Nach dem Besuch der Arthur Hill High School studierte Roethke von 1925 bis 1929 an der University of Michigan in Ann Arbor. Ein von der Familie gewünschtes Jurastudium brach er im ersten Semester ab und nahm stattdessen Graduiertenkurse an der University of Michigan und später an der Graduate School der Harvard University. Die wirtschaftlichen Probleme zur Zeit der Großen Depression zwangen ihn dann, sein Studium zu beenden, und er übernahm 1931 eine Lehrtätigkeit am Lafayette College.

1935 wechselte er an die Michigan State University, wo er seine Lehrtätigkeit jedoch wegen einer depressiven Erkrankung unterbrechen musste. Depressive Episoden, die er selbst als Zeiten kreativer Selbsterkenntnis ansah, sollten sein weiteres Leben begleiten. Von 1936 bis 1941 unterrichtete er an der Pennsylvania State University. In dieser Zeit publizierte er in Zeitschriften wie Poetry, New Republic, Saturday Review und Sewanee Review. 1941 veröffentlichte er seinen ersten Gedichtband Open House.

Das Werk wurde in großen Zeitschriften besprochen und fand bei der Kritik und Schriftstellerkollegen Anerkennung. Im Jahr darauf wurde Roethke zu einer Morris Gray-Vorlesung an der Harvard University eingeladen. 1943 ging er an das Bennington College, wo er u. a. mit Léonie Adams und Kenneth Burke zusammentraf. Insbesondere Burke hatte großen Einfluss auf Roethkes zweiten Gedichtband The Lost Son and Other Poems, der 1948 erschien.

Ab 1947 war Roethke Professor für Englisch an der University of Washington, wo u. a. Carolyn Kizer, David Wagoner und James Wright zu seinen Studenten zählten. Roethke erhielt 1950 ein Guggenheim-Stipendium, 1951 den Levinson Prize der Zeitschrift Poetry und im folgenden Jahr Preise der Ford Foundation und des National Institute of Arts and Letters. 1951 erschien sein dritter Gedichtband Praise to the End!.

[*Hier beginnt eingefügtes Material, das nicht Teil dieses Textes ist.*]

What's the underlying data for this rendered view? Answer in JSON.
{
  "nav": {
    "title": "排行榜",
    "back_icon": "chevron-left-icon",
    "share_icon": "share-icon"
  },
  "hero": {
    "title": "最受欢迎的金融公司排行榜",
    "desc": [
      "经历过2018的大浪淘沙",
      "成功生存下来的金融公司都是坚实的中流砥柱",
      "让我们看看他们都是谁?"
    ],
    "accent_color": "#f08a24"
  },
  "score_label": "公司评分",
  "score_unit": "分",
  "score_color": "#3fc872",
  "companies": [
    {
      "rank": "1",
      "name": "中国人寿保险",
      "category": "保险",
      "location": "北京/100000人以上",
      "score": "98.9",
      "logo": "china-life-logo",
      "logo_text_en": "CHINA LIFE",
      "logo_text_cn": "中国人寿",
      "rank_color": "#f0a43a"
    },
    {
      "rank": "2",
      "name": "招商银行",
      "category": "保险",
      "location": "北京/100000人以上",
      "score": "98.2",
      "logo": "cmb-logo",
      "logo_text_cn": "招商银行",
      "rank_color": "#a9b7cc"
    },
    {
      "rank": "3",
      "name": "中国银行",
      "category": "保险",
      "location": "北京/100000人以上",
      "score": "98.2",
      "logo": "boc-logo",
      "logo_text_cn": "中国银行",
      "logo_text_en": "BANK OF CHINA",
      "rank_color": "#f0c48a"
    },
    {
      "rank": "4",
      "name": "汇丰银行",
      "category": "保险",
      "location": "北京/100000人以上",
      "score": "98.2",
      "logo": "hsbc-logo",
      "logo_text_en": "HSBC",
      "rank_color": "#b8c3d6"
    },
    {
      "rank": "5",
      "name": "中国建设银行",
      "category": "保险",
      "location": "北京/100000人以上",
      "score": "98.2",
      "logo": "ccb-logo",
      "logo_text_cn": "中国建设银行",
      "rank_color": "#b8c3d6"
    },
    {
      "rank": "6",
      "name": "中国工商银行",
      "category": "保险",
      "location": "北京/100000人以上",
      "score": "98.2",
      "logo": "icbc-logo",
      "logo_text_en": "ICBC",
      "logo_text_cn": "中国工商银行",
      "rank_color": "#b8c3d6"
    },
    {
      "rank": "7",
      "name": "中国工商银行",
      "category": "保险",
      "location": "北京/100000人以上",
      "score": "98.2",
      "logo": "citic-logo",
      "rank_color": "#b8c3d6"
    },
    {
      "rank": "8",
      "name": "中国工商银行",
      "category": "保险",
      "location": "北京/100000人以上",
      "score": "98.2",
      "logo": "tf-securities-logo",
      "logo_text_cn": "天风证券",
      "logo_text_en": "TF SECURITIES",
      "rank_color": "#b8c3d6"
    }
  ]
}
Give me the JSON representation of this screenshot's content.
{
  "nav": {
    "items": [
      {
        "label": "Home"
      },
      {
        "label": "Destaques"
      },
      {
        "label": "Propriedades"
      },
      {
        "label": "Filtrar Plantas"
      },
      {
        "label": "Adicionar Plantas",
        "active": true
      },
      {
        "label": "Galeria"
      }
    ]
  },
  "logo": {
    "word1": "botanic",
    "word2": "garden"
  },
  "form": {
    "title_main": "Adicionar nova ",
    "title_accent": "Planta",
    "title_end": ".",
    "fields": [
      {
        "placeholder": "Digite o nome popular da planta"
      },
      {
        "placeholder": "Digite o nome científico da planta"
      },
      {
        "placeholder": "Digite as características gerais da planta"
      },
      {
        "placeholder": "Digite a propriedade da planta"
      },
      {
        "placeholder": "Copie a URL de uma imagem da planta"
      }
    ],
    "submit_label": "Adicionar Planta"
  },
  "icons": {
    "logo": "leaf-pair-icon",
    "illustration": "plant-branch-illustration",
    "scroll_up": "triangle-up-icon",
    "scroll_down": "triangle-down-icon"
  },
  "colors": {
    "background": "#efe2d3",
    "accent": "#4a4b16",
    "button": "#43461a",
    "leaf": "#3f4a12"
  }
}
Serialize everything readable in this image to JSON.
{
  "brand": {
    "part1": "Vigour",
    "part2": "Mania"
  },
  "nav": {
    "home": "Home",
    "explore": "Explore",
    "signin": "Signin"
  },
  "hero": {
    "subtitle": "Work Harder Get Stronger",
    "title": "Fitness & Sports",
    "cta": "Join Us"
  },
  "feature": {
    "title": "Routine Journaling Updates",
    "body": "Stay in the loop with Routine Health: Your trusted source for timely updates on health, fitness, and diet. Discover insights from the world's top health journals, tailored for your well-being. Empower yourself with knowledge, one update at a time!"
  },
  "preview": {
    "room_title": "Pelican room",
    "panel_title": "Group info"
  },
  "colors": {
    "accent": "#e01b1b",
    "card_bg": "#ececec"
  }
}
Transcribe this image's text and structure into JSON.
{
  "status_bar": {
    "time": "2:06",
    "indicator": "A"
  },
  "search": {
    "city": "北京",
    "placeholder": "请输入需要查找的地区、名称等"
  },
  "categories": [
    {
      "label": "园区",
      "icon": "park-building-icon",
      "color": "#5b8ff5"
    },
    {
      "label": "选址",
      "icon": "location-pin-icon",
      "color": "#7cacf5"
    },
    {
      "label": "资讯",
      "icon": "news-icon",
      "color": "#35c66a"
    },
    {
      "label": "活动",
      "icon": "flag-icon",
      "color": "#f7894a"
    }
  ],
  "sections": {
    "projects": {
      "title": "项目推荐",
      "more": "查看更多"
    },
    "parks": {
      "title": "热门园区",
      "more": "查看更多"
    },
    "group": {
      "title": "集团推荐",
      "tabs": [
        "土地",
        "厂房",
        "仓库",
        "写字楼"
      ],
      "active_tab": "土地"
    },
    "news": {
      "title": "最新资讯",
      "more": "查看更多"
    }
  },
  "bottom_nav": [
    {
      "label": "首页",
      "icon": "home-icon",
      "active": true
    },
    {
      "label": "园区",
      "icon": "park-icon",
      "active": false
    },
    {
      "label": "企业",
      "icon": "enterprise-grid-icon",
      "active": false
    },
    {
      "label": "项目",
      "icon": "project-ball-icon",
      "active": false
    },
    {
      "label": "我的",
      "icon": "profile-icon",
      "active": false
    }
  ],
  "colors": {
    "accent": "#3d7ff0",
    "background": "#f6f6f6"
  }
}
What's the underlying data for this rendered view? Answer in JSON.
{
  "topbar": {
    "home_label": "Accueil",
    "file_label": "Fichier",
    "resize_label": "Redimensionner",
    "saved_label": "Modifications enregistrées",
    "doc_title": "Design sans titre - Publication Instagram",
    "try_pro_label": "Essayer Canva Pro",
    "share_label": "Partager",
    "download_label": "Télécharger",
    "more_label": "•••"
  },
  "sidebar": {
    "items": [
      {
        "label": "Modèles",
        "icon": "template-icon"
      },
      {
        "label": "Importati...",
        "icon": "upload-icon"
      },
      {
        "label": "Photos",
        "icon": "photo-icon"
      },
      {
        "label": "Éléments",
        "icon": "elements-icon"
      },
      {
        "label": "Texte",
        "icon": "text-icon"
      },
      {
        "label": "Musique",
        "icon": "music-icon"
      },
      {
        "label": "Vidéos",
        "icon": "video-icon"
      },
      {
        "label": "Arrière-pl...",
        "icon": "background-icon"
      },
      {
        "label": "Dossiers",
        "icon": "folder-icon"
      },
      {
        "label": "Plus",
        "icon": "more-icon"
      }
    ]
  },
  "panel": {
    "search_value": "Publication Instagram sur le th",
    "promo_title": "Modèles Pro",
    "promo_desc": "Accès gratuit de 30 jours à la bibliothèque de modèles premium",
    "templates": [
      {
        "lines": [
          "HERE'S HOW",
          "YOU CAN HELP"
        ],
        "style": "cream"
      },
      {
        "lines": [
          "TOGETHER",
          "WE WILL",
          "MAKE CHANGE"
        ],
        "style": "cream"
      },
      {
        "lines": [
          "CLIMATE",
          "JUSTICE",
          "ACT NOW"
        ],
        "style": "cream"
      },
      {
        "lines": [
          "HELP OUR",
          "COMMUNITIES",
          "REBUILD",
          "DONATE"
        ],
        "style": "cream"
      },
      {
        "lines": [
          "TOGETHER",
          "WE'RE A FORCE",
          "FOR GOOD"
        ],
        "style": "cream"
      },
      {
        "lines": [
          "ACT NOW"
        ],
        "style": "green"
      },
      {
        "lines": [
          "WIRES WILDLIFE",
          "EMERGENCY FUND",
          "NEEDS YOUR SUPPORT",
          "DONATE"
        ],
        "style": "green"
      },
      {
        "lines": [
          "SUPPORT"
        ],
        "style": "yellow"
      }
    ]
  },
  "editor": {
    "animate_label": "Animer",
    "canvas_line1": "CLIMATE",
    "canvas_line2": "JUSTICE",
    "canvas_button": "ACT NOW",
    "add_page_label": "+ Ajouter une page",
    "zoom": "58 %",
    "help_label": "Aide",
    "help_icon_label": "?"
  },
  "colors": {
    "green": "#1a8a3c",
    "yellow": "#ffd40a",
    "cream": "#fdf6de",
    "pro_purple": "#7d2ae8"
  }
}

1953 heiratete Roethke Beatrice O'Connell, die einmal seine Studentin war, und reiste mit ihr zu W. H. Audens Villa auf Ischia. Hier entstand die Sammlung The Waking: Poems 1933-1953, für die er 1954 den Pulitzer-Preis erhielt. Nach einer Europareise 1955–56 veröffentlichte er 1957 den Gedichtband Words for the Wind, für den er den Bollingen Prize, den National Book Award, den Edna St. Vincent Millay Prize, den Longview Foundation Award und den Pacific Northwest Writer's Award erhielt. In den folgenden Jahren teilte der nunmehr berühmte Autor seine Zeit in Lehrtätigkeit und ausgedehnte Lesereisen.

1963 erlitt Roethke bei einem Besuch bei Freunden auf Bainbridge Island eine tödliche Herzattacke. Posthum erschien in diesem Jahr der Gedichtband The Far Field, der erneut mit dem National Book Award ausgezeichnet wurde. 1966 wurden The Collected Poems veröffentlicht. In der nächsten Generation von Lyrikern zeigten sich vor allem Robert Bly, James Dickey, Sylvia Plath, Anne Sexton und William Stafford von Roethke beeinflusst. In dem Haus seiner Kindheit in Saginaw befindet sich heute das Theodore Roethke Home Museum.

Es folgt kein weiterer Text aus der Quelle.